Çok dilli, çok kültürlü, köklü felsefe ve edebiyat geleneği olan bir ülkede yaşamak insanlara kendi ulusunun tarihine, kültürel ve sanatsal mirasına, kendi halkının yaşam biçimine, dünya görüşüne daha mesafeli, daha eleştirel, daha geniş açılardan bakabilme olanaklarını veriyor.
Öğrenilen her dil, yazarlara kendi anadiliyle öğrendiği dilleri karşılaştırabilmeyi; bu dillerle yaratılmış kültür dünyalarına girebilmeyi sağlıyor.
Ayrıca yeterli gelir düzeyi insanlara araştırma, inceleme, dünyayı gezip görme olanakları yaratıyor.
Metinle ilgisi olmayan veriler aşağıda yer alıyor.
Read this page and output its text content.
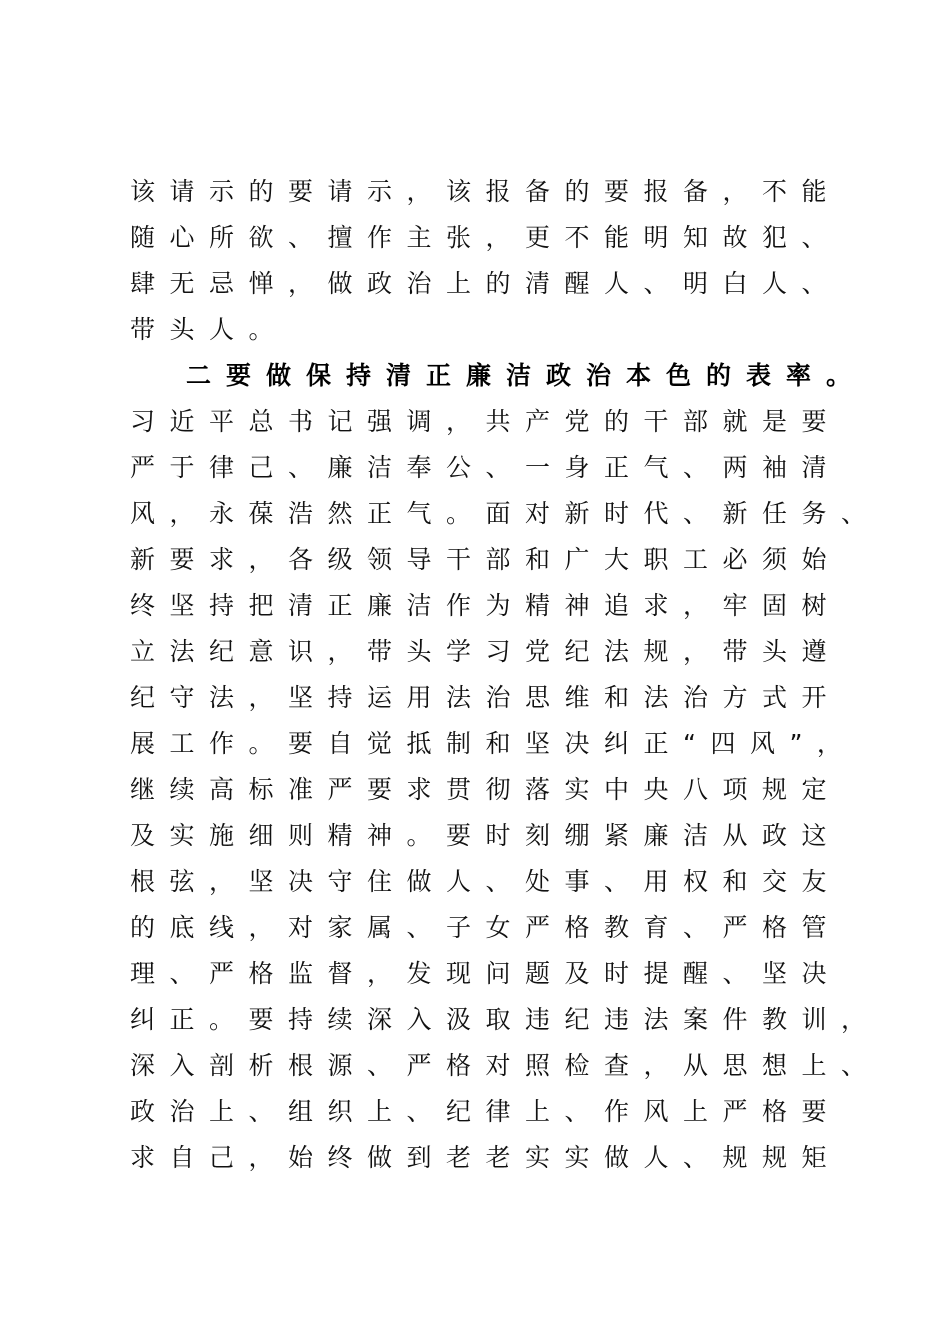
该请示的要请示，该报备的要报备，不能
随心所欲、擅作主张，更不能明知故犯、
肆无忌惮，做政治上的清醒人、明白人、
带头人。
二要做保持清正廉洁政治本色的表率。
习近平总书记强调，共产党的干部就是要
严于律己、廉洁奉公、一身正气、两袖清
风，永葆浩然正气。面对新时代、新任务、
新要求，各级领导干部和广大职工必须始
终坚持把清正廉洁作为精神追求，牢固树
立法纪意识，带头学习党纪法规，带头遵
纪守法，坚持运用法治思维和法治方式开
展工作。要自觉抵制和坚决纠正“四风”，
继续高标准严要求贯彻落实中央八项规定
及实施细则精神。要时刻绷紧廉洁从政这
根弦，坚决守住做人、处事、用权和交友
的底线，对家属、子女严格教育、严格管
理、严格监督，发现问题及时提醒、坚决
纠正。要持续深入汲取违纪违法案件教训，
深入剖析根源、严格对照检查，从思想上、
政治上、组织上、纪律上、作风上严格要
求自己，始终做到老老实实做人、规规矩
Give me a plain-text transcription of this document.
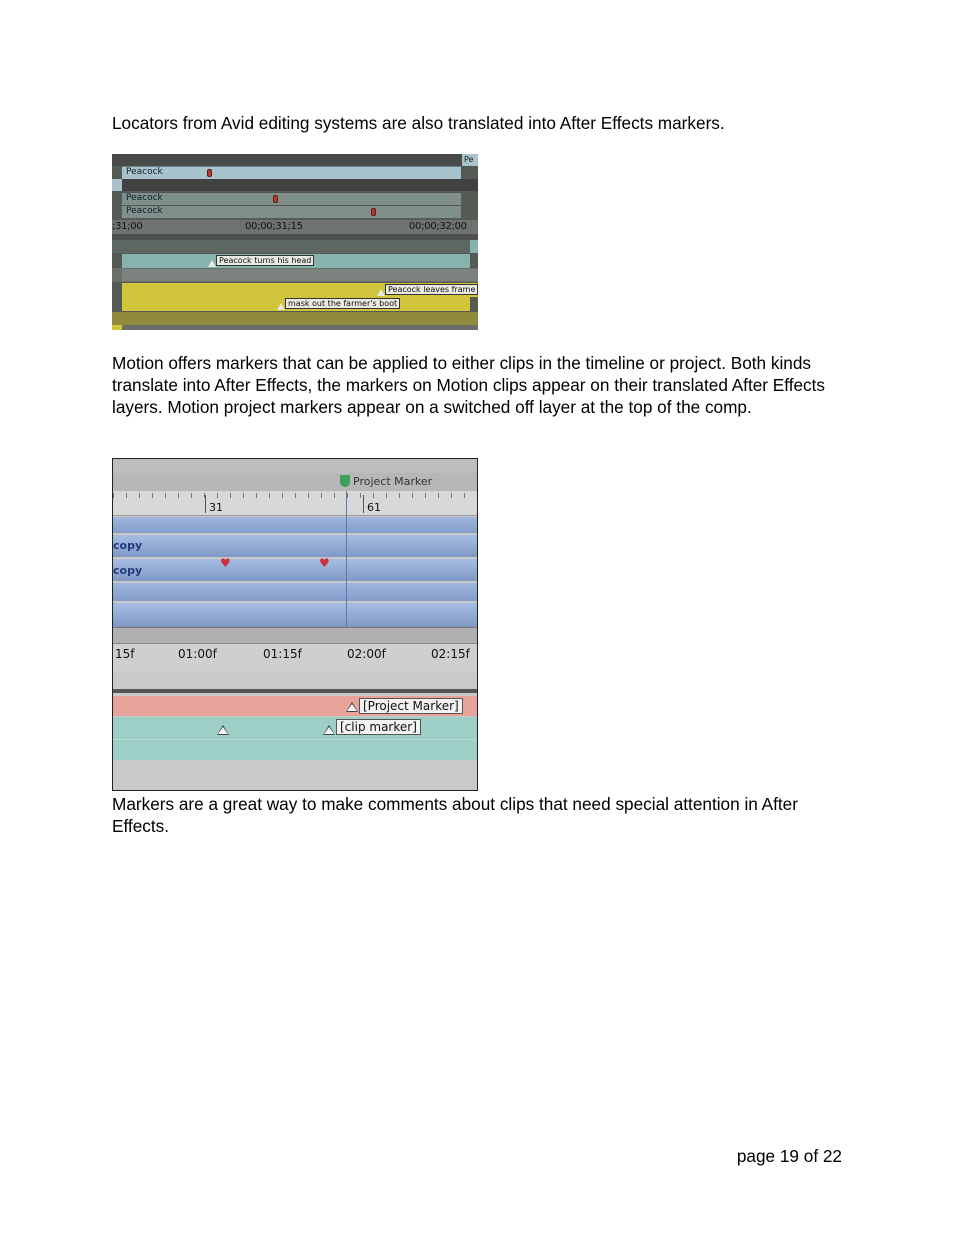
Locators from Avid editing systems are also translated into After Effects markers.

Pe
Peacock
Peacock
Peacock
;31;00	00;00;31;15	00;00;32;00
Peacock turns his head
Peacock leaves frame
mask out the farmer's boot

Motion offers markers that can be applied to either clips in the timeline or project. Both kinds translate into After Effects, the markers on Motion clips appear on their translated After Effects layers. Motion project markers appear on a switched off layer at the top of the comp.

Project Marker
31	61
copy
copy
♥	♥
15f	01:00f	01:15f	02:00f	02:15f
[Project Marker]
[clip marker]

Markers are a great way to make comments about clips that need special attention in After Effects.

page 19 of 22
Sanata ve edebiyata, yazara ve sanatçıya, yaratıcılığa değer verilen özgür ve huzurlu bir ortamda yaşamak insanın daha üretken olmasını teşvik ediyor.
Elbette her yazar ve sanatçı bu olanakları kendi özel yetenekleri, ilgileri çerçevesinde kullanabilir. Bu olanaklar açısından da Almanya ve yurtdışındaki Türkçe edebiyat, hem yaşanan ülke, hem de Türkiye için önemli bir zenginlik kaynağıdır.
4. Dinci, tarikatçı çevrelerde edebiyat
Almanya’daki Türkiye kökenli insanların yarıya yakını Sünni dinci örgütlerin, çeşitli tarikatlerin etkisi altındadır. Bu kesimlerde de Türkçe, yazım dili olarak kullanılmaktadır. Dinci, miliyetçi, tutucu görüşlerle birçok Türkçe dergi, gazete, kitap yayınlanıyor. Bu çevreler kitap fuarları, kitap günleri düzenliyor. Fakat bu kesimden insanlarla, örgütlerle Türkçe ya da Almanca yazan demokrat, ilerici yazarlar arasında hemen hemen hiçbir ilişki yoktur.
Son on yılda hızla örgütlenen Anadolu Alevileri, Almanya’daki ilerici Türkçe edebiyata ve sanata yardımcı oluyorlar. Alevi Kültür Dernekleri Türkiyeli yazarlara candan kucak açıyorlar.
5. Yayınevlerinin ve kitabevlerinin durumu
Almanya’da kala kala iki Türk yayınevi kaldı. Birkaç şehir dışında Türkçe kitaplar satan kitabevi artık yok. Türkçe edebiyat eserlerinin basım ve dağıtım olanakları hemen hemen yok gibi.
Türkiye’deki yayınevlerinin çoğu ise ya Almanya’daki, yurtdışındaki Türkçe edebiyatı küçümsüyor ya da gereken önemi vermiyor.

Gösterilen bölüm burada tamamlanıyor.